Diaries and Life Writing


One of the Library’s special strengths is life writing: those documents which record a person’s experiences, memories, and feelings. Life writing encompasses a large number of genres and practices – letters, autobiographies, biographies, personal essays, memoirs, and now takes in such new social media forms as blogs and Facebook.

Whilst the Library has large numbers of items from all of these genres, perhaps the most significant form in terms of our holdings is the diary. Indeed, we have some of the most important and useful personal sources for the history of the north west of England. A number of our early diaries, such as the diary for 1661-1663 of Henry Newcome, first minister of Cross Street Chapel, were among the very first publications of the Chetham Society following its foundation in the 1840s, clear recognition of the importance of the personal diary or journal as a source for the social, political and religious history of the region. Since the publication of Newcome, the Society has also brought out editions of other diaries in the collection of Chetham’s Library, such as the diary of Richard Kay (1716-51), a Lancashire doctor, and the diary of Edward Watkin, a pioneer of the railway industry in the C19th.

The task of editing and publishing extracts from diaries has been extended at the Library with the help of undergraduate history students from MMU, who have transcribed and published extracts from the collection of over two hundred diaries produced by four generations of the Leech family of Manchester.

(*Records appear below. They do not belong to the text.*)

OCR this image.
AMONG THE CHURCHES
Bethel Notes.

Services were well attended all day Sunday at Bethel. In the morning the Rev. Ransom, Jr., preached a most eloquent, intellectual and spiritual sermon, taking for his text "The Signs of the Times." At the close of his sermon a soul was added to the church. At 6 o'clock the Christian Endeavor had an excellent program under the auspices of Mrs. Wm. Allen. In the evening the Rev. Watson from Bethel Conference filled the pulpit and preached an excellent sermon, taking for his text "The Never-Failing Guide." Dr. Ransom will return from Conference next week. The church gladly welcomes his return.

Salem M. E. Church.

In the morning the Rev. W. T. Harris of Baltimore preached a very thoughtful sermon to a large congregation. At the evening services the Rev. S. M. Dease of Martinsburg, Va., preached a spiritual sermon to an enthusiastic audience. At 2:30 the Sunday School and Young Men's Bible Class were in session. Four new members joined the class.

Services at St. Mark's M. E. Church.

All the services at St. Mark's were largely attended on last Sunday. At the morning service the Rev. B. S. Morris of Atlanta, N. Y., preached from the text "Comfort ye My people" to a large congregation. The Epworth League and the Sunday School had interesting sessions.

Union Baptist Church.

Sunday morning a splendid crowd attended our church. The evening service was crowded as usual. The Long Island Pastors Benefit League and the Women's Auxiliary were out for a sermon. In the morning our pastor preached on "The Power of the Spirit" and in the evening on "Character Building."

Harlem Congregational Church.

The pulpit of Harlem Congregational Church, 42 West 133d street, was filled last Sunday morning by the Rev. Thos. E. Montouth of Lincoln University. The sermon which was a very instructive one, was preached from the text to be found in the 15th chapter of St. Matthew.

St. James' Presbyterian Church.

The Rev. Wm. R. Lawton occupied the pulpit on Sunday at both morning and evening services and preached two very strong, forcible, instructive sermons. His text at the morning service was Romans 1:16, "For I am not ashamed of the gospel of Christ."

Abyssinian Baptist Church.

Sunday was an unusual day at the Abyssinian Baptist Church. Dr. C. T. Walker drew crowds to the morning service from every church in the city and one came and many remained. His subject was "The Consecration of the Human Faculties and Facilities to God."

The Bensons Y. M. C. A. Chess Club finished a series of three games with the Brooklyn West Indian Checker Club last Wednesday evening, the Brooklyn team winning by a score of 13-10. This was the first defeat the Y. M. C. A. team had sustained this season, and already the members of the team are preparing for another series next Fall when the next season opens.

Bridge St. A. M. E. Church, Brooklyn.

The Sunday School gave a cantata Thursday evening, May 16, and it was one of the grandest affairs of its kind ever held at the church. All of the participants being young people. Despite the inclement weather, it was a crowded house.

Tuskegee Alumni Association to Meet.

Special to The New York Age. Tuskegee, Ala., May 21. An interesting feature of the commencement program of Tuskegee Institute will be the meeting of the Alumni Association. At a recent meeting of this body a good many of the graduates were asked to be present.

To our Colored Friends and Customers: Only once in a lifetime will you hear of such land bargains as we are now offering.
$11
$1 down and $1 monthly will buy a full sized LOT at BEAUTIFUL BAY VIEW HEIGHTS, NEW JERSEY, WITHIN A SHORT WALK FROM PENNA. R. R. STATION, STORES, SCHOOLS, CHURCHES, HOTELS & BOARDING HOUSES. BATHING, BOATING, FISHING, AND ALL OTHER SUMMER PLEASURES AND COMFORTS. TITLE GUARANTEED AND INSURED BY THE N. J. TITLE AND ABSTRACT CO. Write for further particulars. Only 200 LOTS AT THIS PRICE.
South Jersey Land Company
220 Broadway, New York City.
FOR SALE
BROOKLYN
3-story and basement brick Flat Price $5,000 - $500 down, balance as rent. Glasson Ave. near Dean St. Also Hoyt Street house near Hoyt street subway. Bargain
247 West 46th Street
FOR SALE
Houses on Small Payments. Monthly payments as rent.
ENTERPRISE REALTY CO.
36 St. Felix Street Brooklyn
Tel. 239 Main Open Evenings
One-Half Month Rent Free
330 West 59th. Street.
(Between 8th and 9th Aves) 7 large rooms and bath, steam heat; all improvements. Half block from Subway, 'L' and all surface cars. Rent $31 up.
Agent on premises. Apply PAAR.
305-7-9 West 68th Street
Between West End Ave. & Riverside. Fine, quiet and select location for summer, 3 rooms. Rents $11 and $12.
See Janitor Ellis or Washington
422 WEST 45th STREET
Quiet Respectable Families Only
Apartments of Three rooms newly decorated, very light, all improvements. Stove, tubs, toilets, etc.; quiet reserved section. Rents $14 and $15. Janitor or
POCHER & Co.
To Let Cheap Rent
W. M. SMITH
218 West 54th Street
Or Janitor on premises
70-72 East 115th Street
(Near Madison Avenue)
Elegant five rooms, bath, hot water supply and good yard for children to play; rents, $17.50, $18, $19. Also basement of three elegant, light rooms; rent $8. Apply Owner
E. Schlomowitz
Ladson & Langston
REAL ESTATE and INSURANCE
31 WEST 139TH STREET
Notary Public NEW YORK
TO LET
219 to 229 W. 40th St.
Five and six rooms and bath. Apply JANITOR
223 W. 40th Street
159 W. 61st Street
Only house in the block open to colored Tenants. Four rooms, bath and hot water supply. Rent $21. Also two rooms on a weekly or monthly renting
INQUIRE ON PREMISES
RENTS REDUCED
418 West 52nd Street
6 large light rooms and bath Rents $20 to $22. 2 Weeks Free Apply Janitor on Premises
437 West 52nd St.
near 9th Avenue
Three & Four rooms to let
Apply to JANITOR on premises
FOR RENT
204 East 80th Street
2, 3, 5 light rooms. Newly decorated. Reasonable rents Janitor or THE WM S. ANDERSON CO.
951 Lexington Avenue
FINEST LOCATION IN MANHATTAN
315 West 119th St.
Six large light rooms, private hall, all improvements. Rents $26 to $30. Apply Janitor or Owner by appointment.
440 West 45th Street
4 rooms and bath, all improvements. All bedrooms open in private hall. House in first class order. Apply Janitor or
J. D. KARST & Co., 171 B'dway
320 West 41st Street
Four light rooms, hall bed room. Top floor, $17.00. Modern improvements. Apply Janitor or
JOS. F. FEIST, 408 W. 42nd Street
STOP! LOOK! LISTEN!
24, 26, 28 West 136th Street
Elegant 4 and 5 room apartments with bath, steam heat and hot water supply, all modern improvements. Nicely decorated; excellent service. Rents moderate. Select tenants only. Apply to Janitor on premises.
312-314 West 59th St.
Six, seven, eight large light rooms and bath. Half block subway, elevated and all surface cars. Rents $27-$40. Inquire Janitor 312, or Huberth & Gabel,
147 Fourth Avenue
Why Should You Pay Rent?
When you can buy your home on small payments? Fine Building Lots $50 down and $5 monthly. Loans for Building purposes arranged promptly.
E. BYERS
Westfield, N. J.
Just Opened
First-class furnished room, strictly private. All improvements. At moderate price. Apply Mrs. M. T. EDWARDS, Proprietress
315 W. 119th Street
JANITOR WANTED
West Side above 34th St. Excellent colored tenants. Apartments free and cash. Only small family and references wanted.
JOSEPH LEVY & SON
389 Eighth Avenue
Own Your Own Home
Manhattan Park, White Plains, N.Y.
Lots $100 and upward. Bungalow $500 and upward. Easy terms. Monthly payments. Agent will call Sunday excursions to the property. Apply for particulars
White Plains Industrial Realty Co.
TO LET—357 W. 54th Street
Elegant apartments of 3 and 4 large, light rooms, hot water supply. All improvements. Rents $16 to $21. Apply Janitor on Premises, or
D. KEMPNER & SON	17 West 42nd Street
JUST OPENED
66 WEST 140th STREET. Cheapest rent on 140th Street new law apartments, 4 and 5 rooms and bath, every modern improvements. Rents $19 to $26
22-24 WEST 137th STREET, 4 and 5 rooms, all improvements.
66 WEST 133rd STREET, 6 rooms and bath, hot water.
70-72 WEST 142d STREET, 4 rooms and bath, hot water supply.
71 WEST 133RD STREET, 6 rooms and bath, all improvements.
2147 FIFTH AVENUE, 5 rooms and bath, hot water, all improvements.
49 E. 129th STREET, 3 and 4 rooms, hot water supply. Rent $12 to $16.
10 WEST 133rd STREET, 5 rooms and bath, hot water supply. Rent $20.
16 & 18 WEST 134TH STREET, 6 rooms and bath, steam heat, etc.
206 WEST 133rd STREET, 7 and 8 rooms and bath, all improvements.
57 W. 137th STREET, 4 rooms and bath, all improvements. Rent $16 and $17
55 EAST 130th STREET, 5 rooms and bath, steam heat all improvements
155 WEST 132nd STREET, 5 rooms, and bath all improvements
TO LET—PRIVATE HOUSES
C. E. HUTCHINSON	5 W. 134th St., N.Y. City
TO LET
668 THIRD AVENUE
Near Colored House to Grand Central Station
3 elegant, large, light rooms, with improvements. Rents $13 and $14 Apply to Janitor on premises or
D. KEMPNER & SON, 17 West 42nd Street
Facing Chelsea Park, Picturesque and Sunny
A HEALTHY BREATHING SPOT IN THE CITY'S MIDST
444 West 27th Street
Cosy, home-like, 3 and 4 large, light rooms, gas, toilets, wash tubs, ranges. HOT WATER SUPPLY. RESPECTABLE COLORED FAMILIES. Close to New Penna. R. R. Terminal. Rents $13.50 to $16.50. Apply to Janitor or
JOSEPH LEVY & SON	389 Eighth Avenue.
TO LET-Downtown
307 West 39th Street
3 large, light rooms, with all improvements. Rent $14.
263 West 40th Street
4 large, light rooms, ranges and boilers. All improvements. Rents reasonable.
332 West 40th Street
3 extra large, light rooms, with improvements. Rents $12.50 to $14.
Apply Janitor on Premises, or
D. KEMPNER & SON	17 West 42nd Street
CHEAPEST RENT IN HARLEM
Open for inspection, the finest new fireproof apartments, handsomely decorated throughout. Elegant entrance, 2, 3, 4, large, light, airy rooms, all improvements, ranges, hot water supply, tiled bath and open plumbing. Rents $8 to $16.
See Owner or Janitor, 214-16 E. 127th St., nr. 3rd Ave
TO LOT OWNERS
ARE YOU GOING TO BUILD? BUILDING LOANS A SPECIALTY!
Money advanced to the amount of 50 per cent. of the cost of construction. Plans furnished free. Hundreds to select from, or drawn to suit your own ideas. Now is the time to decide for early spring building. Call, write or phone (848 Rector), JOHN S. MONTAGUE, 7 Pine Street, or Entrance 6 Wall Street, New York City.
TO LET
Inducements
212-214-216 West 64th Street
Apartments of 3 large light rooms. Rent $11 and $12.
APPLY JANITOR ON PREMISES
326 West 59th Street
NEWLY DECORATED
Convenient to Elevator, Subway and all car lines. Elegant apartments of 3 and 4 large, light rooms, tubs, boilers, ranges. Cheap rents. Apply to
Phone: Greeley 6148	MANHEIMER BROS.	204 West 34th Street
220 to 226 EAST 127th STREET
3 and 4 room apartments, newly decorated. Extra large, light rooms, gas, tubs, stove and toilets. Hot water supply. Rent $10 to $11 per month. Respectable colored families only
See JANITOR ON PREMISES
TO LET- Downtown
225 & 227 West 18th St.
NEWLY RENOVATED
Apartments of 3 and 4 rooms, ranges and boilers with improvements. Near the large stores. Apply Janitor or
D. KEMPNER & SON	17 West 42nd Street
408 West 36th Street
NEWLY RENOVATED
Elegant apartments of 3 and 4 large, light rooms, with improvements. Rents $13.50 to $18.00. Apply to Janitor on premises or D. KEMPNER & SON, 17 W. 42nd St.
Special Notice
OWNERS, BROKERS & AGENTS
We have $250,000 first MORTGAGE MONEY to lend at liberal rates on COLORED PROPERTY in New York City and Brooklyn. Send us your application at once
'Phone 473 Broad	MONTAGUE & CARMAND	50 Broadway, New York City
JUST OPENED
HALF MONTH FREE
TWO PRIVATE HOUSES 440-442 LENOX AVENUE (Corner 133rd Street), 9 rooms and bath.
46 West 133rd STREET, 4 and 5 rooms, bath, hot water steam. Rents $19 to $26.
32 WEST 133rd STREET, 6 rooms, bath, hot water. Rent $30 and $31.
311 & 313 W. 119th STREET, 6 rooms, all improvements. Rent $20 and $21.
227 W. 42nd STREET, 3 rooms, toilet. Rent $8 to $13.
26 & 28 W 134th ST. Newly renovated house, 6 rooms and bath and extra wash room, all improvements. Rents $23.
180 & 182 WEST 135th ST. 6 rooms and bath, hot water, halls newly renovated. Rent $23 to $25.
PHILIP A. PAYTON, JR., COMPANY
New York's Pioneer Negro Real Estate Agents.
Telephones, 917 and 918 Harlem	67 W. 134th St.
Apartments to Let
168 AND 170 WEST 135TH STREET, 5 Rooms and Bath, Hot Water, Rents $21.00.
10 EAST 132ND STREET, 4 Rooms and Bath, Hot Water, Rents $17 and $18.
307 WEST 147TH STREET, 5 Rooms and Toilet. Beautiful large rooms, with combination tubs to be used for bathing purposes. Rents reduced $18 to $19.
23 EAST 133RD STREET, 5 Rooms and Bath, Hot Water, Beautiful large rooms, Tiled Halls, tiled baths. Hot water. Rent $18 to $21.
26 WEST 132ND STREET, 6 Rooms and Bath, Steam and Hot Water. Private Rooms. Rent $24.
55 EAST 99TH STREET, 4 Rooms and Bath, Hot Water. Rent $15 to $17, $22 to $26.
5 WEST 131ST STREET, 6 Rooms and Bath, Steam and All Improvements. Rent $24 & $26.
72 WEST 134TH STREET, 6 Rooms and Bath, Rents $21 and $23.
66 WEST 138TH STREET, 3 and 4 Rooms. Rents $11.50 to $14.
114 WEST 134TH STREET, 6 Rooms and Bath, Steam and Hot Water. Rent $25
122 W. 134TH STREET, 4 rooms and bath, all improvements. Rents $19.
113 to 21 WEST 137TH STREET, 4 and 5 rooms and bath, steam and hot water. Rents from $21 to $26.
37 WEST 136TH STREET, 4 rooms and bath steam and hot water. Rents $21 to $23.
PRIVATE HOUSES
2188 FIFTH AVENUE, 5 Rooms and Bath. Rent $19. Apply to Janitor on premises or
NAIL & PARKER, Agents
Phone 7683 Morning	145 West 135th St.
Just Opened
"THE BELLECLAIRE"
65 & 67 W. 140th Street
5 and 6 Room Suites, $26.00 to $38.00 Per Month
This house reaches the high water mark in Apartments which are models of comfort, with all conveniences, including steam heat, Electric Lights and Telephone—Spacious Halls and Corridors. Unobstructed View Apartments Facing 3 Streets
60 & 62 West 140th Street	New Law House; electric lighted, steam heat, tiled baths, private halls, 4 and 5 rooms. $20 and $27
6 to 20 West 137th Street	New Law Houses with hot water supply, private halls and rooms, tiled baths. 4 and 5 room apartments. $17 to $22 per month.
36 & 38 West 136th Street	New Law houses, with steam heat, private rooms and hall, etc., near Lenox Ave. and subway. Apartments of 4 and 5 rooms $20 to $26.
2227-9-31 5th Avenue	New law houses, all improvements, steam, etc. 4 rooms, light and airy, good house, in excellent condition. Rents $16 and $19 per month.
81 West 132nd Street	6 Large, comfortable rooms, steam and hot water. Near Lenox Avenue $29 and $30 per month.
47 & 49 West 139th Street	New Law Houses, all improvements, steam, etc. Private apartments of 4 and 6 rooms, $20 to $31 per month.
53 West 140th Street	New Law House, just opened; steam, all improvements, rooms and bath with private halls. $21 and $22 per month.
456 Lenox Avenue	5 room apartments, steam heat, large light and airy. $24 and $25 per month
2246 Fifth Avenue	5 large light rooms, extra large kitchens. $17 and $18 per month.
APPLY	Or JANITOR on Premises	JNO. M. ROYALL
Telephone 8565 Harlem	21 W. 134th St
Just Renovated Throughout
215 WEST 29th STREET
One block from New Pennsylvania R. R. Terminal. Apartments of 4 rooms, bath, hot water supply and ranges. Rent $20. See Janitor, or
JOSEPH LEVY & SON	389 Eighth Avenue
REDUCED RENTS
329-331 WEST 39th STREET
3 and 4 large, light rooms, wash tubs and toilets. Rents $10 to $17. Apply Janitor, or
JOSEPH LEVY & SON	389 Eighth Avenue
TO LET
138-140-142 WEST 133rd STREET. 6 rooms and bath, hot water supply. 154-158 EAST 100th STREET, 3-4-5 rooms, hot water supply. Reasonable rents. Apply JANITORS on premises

This is one of the largest collections of diaries ever produced by a single family, beginning with a childhood journal from 1815 and ending with a series of journals and notebooks from the early twenty-first century.

The majority of diaries at the Library, however, exist only in manuscript and although there is little possibility that many will ever be edited and published, a large number of them would repay further study. Of these we could mention an anonymous diary of someone who went with the Earl of Sandwich on his extraordinary embassy to Spain in 1666, which contains an early account of the fire of London, two volumes of religious meditations written by Ann Bathurst at the beginning of the eighteenth century, probably the longest sustained piece of mystical writing by a women in England, or the diary of Dora Turnor, a sickly teenager who documented her privileged life in Lincolnshire and in Belgravia in the 1870s. We also hold the early eighteenth-century diary of Methodist martyr William Seward, which has been digitised and made available as a pdf on our Digital Resources page.

In recent months the Library has acquired the diary of John Reed (1929-2012), which is the largest piece of life writing that we have seen. Reed began keeping a diary as a ten-year-old boy at the outset of World War Two, and kept this going throughout his life as an undergraduate at Oxford, his work in 1960s Rhodesia and his British Council work in Japan before his settling in Victoria Park Manchester. Reed’s diary runs to several hundred volumes, and he managed to write almost two pages of A4 every day of his adult life.

There are many reasons why diaries are of interest, but perhaps the most important is their private nature: because they were often not intended to be read by others they have have a open, candid quality that is hard to find in other literary forms. Edmund Harrold’s early eighteenth-century diary, for example, is well known for its record of the writer’s sex life, his bouts of drunkenness and his often comically fumbling attempts at courtship, but there are many other examples in the Library that are less shocking but no less entertaining than Harrold’s journal.